The two ways you can be charged for power
Almost every electricity plan uses one of two structures for your usage. A single-rate (also called flat-rate or anytime) tariff charges the same price per kWh no matter when you use it — 2pm on a Tuesday costs the same as 2am on a Sunday. It is simple and predictable.
A time-of-use (TOU) tariff splits the day into periods and charges a different rate for each. Peak is the expensive window (typically weekday late afternoon and evening, when the grid is busiest), off-peak is the cheapest (usually overnight), and shoulder covers the times in between. The exact hours are set by your local network, not just your retailer, so they vary by state and area.
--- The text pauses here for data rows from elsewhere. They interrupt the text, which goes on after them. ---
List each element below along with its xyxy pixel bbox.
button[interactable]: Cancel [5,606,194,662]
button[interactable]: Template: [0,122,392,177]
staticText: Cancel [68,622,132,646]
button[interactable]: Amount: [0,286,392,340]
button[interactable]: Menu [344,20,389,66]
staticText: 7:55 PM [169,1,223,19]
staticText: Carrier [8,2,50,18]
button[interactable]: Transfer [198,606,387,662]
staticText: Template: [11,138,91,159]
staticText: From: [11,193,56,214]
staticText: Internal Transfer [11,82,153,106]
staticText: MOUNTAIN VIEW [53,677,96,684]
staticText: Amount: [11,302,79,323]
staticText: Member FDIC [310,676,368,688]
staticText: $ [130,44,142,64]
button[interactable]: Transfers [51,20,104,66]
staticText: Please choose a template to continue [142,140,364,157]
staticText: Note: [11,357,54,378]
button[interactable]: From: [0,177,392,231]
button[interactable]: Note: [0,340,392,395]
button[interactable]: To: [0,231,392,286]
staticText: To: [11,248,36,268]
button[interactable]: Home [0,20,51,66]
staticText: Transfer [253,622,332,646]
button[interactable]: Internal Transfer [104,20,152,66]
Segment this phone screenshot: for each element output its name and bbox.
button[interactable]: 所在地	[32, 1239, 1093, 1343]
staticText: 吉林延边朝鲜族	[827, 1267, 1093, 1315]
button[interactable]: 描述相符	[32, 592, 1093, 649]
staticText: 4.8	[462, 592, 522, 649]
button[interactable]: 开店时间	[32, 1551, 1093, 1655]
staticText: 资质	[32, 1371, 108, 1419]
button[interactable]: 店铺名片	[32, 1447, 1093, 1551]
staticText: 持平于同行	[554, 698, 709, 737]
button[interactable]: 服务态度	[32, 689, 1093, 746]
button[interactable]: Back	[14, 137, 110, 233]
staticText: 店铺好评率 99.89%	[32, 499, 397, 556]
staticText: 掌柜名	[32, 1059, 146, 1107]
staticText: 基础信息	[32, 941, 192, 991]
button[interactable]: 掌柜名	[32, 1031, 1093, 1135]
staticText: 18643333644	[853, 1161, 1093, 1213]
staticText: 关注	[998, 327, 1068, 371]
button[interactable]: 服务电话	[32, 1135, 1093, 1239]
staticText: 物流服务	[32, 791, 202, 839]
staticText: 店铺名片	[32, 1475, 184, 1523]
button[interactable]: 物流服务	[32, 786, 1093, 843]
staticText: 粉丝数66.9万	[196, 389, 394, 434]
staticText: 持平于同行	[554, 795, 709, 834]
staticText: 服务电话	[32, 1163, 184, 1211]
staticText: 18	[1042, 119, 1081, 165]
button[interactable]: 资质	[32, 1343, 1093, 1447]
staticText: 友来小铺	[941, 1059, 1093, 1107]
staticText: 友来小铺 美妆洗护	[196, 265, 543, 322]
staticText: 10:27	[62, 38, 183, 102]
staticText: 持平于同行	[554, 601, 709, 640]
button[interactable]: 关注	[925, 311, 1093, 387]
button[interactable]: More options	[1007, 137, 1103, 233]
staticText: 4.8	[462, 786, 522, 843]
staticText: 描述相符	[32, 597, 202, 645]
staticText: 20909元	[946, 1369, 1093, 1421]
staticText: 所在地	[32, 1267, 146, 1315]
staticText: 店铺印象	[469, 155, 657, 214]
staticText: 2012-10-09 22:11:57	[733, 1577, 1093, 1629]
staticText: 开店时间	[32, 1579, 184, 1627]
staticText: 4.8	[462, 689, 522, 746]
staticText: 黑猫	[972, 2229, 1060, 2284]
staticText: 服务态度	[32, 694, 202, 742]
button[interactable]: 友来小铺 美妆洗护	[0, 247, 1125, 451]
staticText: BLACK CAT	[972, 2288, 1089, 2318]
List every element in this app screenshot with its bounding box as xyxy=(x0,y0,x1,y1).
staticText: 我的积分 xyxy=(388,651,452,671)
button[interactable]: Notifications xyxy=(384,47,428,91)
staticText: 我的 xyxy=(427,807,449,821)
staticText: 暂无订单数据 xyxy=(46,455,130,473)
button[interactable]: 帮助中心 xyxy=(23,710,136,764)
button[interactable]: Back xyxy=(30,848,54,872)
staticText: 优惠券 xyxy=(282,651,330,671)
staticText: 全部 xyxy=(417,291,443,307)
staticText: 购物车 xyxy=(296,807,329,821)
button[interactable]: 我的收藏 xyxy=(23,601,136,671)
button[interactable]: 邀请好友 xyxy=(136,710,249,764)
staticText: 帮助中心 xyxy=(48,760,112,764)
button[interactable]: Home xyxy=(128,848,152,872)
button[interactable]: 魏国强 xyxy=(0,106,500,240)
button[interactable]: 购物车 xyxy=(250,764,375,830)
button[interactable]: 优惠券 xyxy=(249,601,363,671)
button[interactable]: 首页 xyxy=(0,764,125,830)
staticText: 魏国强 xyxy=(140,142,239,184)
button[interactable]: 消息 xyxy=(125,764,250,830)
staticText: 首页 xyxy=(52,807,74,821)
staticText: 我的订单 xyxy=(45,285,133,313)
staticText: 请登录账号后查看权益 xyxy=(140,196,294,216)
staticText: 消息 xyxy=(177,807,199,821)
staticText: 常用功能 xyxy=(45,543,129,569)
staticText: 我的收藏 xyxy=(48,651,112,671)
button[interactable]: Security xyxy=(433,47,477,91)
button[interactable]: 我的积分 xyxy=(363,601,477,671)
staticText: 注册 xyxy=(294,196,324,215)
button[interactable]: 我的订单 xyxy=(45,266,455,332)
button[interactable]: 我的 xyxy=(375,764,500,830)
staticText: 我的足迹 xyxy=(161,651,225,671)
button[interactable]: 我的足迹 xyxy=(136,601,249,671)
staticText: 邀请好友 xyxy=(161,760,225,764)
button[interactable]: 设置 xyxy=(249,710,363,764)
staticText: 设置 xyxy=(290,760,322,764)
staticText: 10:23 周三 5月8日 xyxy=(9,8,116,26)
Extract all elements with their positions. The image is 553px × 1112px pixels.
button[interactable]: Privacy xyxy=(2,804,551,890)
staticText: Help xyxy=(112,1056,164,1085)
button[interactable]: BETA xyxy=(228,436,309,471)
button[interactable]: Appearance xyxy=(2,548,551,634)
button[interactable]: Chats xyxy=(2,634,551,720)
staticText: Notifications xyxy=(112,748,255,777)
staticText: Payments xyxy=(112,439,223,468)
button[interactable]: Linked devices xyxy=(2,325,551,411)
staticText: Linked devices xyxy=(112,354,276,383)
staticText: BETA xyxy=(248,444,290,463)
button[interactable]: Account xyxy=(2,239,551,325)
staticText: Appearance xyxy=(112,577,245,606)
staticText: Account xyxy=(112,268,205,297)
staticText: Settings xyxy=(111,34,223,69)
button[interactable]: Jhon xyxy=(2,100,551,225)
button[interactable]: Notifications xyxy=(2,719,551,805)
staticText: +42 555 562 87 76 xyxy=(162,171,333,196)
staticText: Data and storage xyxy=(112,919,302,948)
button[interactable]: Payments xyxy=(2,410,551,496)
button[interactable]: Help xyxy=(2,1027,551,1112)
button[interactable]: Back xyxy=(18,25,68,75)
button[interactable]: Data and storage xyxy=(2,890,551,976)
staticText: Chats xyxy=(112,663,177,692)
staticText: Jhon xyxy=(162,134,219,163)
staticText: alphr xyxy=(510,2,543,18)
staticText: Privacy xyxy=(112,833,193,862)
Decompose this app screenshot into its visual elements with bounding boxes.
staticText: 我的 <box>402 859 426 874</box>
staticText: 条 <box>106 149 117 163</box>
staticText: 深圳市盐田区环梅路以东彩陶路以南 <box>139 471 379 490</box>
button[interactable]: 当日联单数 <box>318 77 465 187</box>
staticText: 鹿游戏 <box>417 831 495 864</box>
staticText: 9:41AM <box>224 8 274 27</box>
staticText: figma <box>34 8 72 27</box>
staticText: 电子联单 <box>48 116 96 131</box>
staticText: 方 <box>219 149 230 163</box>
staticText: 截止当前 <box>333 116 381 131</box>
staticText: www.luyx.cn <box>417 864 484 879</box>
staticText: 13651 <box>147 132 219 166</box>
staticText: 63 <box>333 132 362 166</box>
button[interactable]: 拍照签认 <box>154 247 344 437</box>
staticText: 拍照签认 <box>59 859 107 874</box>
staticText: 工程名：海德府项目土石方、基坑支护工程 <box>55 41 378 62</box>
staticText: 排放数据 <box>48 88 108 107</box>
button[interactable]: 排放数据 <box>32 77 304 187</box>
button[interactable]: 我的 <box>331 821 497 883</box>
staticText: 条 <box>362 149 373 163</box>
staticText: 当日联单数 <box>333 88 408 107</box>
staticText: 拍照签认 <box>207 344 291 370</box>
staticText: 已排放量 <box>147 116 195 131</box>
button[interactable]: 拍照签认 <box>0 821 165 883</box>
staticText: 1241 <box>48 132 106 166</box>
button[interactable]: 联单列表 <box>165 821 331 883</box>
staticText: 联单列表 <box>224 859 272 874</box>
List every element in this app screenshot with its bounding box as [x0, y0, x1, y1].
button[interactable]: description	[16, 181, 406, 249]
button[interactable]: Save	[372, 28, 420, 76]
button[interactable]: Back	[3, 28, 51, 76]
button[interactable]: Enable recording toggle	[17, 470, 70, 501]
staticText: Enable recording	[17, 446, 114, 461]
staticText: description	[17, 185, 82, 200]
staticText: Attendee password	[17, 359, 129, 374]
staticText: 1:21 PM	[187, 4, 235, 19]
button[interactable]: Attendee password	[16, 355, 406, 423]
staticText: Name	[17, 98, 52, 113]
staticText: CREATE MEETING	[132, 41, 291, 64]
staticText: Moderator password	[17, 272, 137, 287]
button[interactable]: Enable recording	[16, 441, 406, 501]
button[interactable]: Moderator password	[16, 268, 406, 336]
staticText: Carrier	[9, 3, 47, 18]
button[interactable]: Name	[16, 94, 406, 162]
Which one is cheaper for you?
There is no universal winner — it depends entirely on when you use power. Time-of-use rewards households that can shift big loads into the off-peak window. If you run the dishwasher and washing machine overnight, charge an EV after midnight, heat water on a timer, or have a home battery, TOU can be meaningfully cheaper because a large share of your kWh land in the cheapest period.
Single-rate usually wins for households whose usage clusters in the peak window and cannot easily move — for example, someone home all afternoon running heating or cooling, with no way to shift that load. On a TOU plan those same kWh would be charged at the highest rate, wiping out any off-peak savings.
The catch is that you often cannot know just by reading the rates. The peak rate on a TOU plan can be much higher than a flat rate, while the off-peak rate is much lower. Whether the trade nets out cheaper depends on the exact split of your kWh across the day — something you cannot eyeball from a summary bill.
How to compare them properly
- Check which tariff you are on now — it is printed on your bill, and your meter type partly determines what you are eligible for (TOU generally needs a smart meter).
- Get a sense of when you use power. A smart meter records interval data; some retailers show a usage-by-time breakdown in their app or portal.
- Do not compare on headline rates alone. Cost the same usage against both structures — the only way to see which is actually cheaper for your pattern.
- Upload a recent bill to EnergySorted so both tariff types are costed on your real peak, shoulder and off-peak split at once, across every retailer, not just the two your current retailer offers.
Key terms
- Peak
- The most expensive TOU period, usually weekday late afternoon and evening when grid demand is highest.
- Off-peak
- The cheapest period, typically overnight and sometimes weekends — the window to shift big loads into.
- Shoulder
- The middle-priced period that fills the gaps between peak and off-peak.
- Smart meter
- A digital meter that records usage in intervals, making time-of-use billing possible. Being rolled out across most of the NEM.
- Load shifting
- Deliberately running appliances during cheaper periods — the behaviour that makes TOU pay off.